Defensible space refers to the area surrounding a building that is mitigated to protect it from wildfires. Along with the quality of a building’s roofing material, adequate defensible space is one of the most important factors in determining a building’s ability to survive a wildfire. Inspectors should know enough about defensible space to educate their clients, particularly in fire-prone regions.
Defensible space performs the following functions:
Ideally, a carefully maintained defensible space will not contain enough fuel to allow a wildfire to reach a house. Even if the space is breached, the fire will have been slowed and weakened, helping firefighters to defend the house.
A defensible space provides an accessible area for fire trucks to park and firefighters to work during a structure fire.
If there is a pond near a burning house, it can be used to replenish a fire truck’s water supply.

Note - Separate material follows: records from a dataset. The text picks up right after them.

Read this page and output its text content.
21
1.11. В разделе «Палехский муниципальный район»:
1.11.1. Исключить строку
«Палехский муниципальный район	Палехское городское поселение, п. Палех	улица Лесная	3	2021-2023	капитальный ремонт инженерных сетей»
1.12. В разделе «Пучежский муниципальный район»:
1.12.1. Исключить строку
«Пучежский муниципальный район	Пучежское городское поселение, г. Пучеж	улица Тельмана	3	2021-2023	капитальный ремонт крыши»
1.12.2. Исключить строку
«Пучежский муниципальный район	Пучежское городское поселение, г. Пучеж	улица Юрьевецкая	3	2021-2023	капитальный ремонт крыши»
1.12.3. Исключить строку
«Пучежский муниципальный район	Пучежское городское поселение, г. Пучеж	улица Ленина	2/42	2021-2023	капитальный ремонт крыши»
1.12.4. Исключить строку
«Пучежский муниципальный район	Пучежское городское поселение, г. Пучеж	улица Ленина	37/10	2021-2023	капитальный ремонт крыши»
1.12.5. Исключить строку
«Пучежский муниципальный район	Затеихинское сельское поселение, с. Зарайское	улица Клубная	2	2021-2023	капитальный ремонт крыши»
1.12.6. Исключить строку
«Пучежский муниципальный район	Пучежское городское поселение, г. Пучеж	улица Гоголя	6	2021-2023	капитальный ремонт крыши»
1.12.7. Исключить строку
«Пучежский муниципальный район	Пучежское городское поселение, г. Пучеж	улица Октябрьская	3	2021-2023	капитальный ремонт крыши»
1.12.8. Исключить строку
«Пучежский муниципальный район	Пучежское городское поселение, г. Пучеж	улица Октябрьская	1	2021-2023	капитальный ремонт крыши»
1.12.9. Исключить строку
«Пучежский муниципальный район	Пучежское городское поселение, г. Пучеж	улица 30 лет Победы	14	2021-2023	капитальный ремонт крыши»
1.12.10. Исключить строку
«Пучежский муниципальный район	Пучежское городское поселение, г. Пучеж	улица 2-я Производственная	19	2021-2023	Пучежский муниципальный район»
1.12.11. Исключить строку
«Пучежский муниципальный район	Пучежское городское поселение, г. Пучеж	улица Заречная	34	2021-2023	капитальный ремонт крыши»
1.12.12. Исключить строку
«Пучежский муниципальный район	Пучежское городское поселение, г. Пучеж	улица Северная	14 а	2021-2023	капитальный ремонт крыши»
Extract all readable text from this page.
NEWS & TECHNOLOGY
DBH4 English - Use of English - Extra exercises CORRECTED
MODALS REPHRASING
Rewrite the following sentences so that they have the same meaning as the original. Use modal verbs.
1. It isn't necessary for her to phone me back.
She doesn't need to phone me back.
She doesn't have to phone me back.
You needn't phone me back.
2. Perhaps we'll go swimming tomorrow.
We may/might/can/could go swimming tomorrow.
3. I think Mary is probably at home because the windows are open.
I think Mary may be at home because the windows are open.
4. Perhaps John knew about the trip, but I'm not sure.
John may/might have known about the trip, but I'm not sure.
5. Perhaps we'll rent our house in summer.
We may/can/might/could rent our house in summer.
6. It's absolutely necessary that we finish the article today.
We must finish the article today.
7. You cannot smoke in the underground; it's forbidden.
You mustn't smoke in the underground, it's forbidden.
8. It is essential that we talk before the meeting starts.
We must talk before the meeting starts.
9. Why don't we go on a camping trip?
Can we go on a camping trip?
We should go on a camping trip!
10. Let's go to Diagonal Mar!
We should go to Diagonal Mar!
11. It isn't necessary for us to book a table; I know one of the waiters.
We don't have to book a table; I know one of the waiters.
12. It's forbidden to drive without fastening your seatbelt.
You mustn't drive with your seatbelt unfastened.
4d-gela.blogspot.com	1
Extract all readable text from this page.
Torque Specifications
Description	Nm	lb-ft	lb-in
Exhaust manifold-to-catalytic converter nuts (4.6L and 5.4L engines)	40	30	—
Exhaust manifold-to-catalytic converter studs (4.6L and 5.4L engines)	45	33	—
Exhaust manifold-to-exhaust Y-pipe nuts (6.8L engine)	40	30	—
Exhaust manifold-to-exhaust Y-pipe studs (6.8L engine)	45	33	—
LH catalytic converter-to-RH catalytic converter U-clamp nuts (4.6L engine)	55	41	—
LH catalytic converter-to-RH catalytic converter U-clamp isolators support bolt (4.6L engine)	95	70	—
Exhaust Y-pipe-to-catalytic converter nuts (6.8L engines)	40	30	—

The perimeter of the pond should be thinned of trees and brush sufficiently so that firefighters can access it.
The size requirements for defensible space vary by jurisdiction because the potential for wildfires varies by region. Buildings in forested areas of the Southwest need a much larger protective space than in New Jersey, for instance. As of 2006, California state law mandates a minimum of 100 feet of defensible space for houses in rural locations. Trees and shrubs surrounding a house should be trimmed and spaced apart a safe distance from one another. Chainsaws can be used to remove trees and branches, pruning shears to trim plants, and rakes for removing pine needles and other ground-level combustibles. Trees that are very close to the house should be removed because this is where fire-prevention is most critical. Vegetation can be plentiful towards the perimeter of the space if it is green and pruned. Colorado State University divides defensible space into three categories in the following manner:
Zone 1: The first 15 feet from a home should be devoid of all flammable vegetation. Firewood and other flammable materials should not be stored in this region.

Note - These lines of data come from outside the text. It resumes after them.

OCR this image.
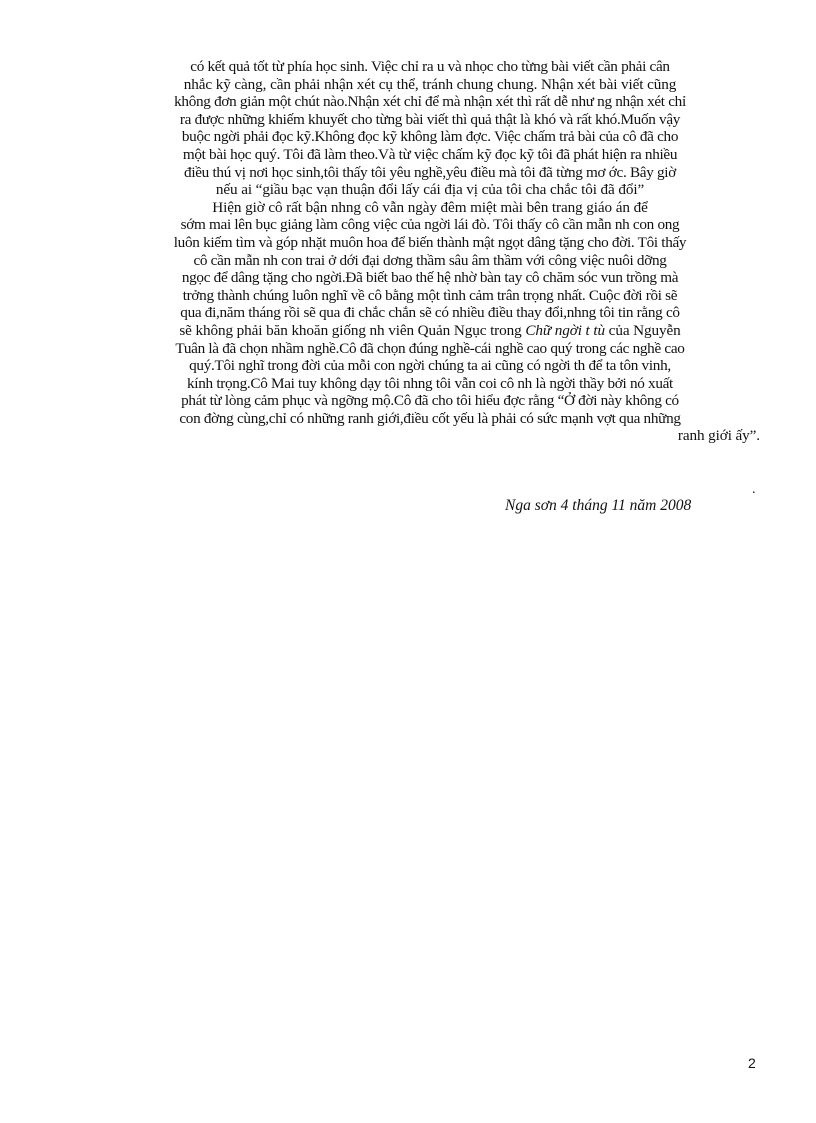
có kết quả tốt từ phía học sinh. Việc chỉ ra u và nhọc cho từng bài viết cần phải cân
nhắc kỹ càng, cần phải nhận xét cụ thể, tránh chung chung. Nhận xét bài viết cũng
không đơn giản một chút nào.Nhận xét chỉ để mà nhận xét thì rất dễ như ng nhận xét chỉ
ra được những khiếm khuyết cho từng bài viết thì quả thật là khó và rất khó.Muốn vậy
buộc ngời phải đọc kỹ.Không đọc kỹ không làm đợc. Việc chấm trả bài của cô đã cho
một bài học quý. Tôi đã làm theo.Và từ việc chấm kỹ đọc kỹ tôi đã phát hiện ra nhiều
điều thú vị nơi học sinh,tôi thấy tôi yêu nghề,yêu điều mà tôi đã từng mơ ớc. Bây giờ
nếu ai “giầu bạc vạn thuận đổi lấy cái địa vị của tôi cha chắc tôi đã đổi”
Hiện giờ cô rất bận nhng cô vẫn ngày đêm miệt mài bên trang giáo án để
sớm mai lên bục giảng làm công việc của ngời lái đò. Tôi thấy cô cần mẫn nh con ong
luôn kiếm tìm và góp nhặt muôn hoa để biến thành mật ngọt dâng tặng cho đời. Tôi thấy
cô cần mẫn nh con trai ở dới đại dơng thầm sâu âm thầm với công việc nuôi dỡng
ngọc để dâng tặng cho ngời.Đã biết bao thế hệ nhờ bàn tay cô chăm sóc vun trồng mà
trởng thành chúng luôn nghĩ về cô bằng một tình cảm trân trọng nhất. Cuộc đời rồi sẽ
qua đi,năm tháng rồi sẽ qua đi chắc chắn sẽ có nhiều điều thay đổi,nhng tôi tin rằng cô
sẽ không phải băn khoăn giống nh viên Quản Ngục trong Chữ ngời t tù của Nguyễn
Tuân là đã chọn nhầm nghề.Cô đã chọn đúng nghề-cái nghề cao quý trong các nghề cao
quý.Tôi nghĩ trong đời của mỗi con ngời chúng ta ai cũng có ngời th để ta tôn vinh,
kính trọng.Cô Mai tuy không dạy tôi nhng tôi vẫn coi cô nh là ngời thầy bởi nó xuất
phát từ lòng cảm phục và ngỡng mộ.Cô đã cho tôi hiểu đợc rằng “Ở đời này không có
con đờng cùng,chỉ có những ranh giới,điều cốt yếu là phải có sức mạnh vợt qua những
ranh giới ấy”.
.
Nga sơn 4 tháng 11 năm 2008
2
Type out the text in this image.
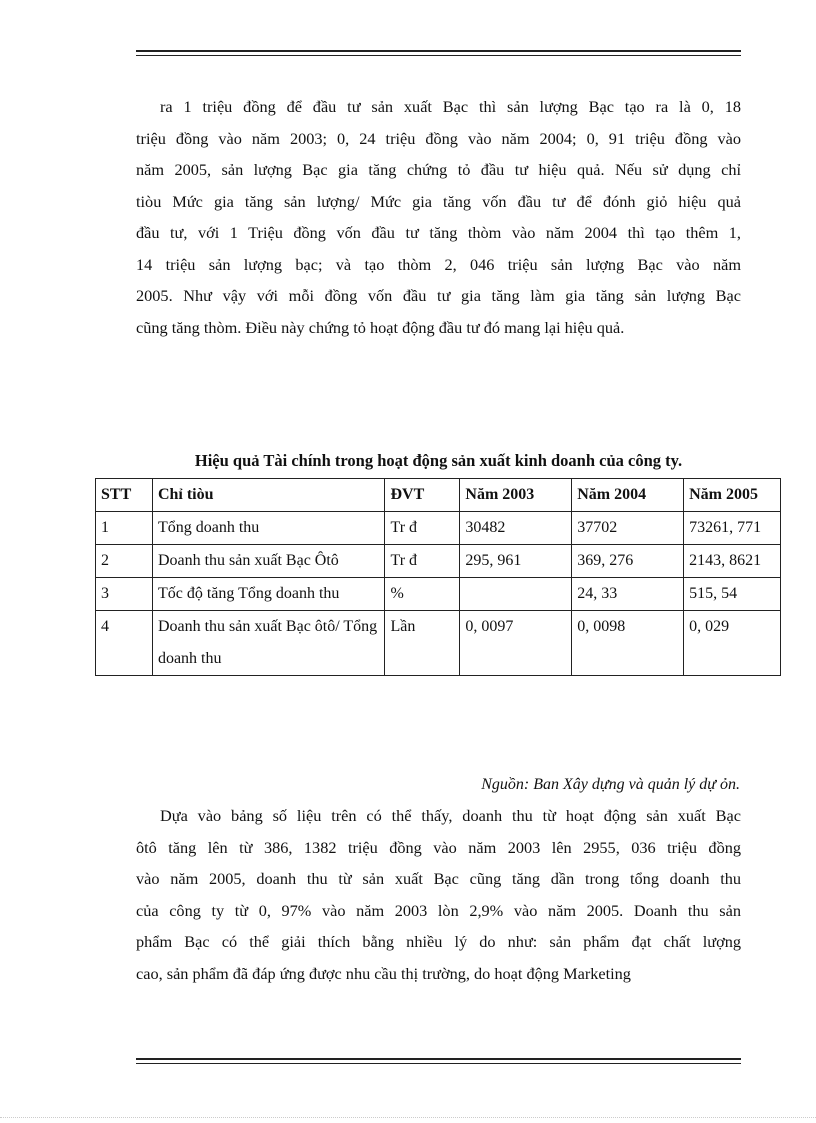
ra 1 triệu đồng để đầu tư sản xuất Bạc thì sản lượng Bạc tạo ra là 0, 18
triệu đồng vào năm 2003; 0, 24 triệu đồng vào năm 2004; 0, 91 triệu đồng vào
năm 2005, sản lượng Bạc gia tăng chứng tỏ đầu tư hiệu quả. Nếu sử dụng chỉ
tiòu Mức gia tăng sản lượng/ Mức gia tăng vốn đầu tư để đónh giỏ hiệu quả
đầu tư, với 1 Triệu đồng vốn đầu tư tăng thòm vào năm 2004 thì tạo thêm 1,
14 triệu sản lượng bạc; và tạo thòm 2, 046 triệu sản lượng Bạc vào năm
2005. Như vậy với mỗi đồng vốn đầu tư gia tăng làm gia tăng sản lượng Bạc
cũng tăng thòm. Điều này chứng tỏ hoạt động đầu tư đó mang lại hiệu quả.

Hiệu quả Tài chính trong hoạt động sản xuất kinh doanh của công ty.

STT	Chỉ tiòu	ĐVT	Năm 2003	Năm 2004	Năm 2005
1	Tổng doanh thu	Tr đ	30482	37702	73261, 771
2	Doanh thu sản xuất Bạc Ôtô	Tr đ	295, 961	369, 276	2143, 8621
3	Tốc độ tăng Tổng doanh thu	%		24, 33	515, 54
4	Doanh thu sản xuất Bạc ôtô/ Tổng doanh thu	Lần	0, 0097	0, 0098	0, 029

Nguồn: Ban Xây dựng và quản lý dự ỏn.

Dựa vào bảng số liệu trên có thể thấy, doanh thu từ hoạt động sản xuất Bạc
ôtô tăng lên từ 386, 1382 triệu đồng vào năm 2003 lên 2955, 036 triệu đồng
vào năm 2005, doanh thu từ sản xuất Bạc cũng tăng dần trong tổng doanh thu
của công ty từ 0, 97% vào năm 2003 lòn 2,9% vào năm 2005. Doanh thu sản
phẩm Bạc có thể giải thích bằng nhiều lý do như: sản phẩm đạt chất lượng
cao, sản phẩm đã đáp ứng được nhu cầu thị trường, do hoạt động Marketing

Zone 2: This area of fuel reduction should extend from Zone 1 outward to between 75 to 125 feet from the structure. Trees and large shrubs should be no less than 10 feet apart, especially in steep terrain. Trees must also be pruned to a height of 10 feet from the ground, and any “ladder fuels” (vegetation with vertical continuity) removed from the base of the trees. Grass, trees and shrubs in this region should be green and adequately spaced. Pine needles, dead leaves, branches, dead or dying vegetation and other flammable debris on the ground should be removed whenever they appear.
Zone 3: This region of traditional forest management is of no particular size, although it normally extends to the property limits. More trees are permitted here than in Zone 2, although their health and vigor should be maintained.
Precautions That Inspectors Can Pass on to Their Clients
Homeowners should obey all environmental protection laws while creating and maintaining defensible spaces. In particular, removal of vegetation should not interfere with the well-being of endangered species, air and water quality, or archaeologically significant resources. Homeowners may need to obtain a permit to cut down trees over a certain size, depending on local jurisdictions.
Vegetation removal can cause soil erosion, especially in steep terrain. InterNACHI advises that in areas that are prone to wildfire and soil erosion, it can be helpful to replace highly flammable plants and trees with less-flammable alternatives.
In summary, buildings can be spared from wildfire damage through the removal of surrounding flammable vegetation. Defensible spaces are critical in hot, dry, forested regions, although their presence is recommended everywhere.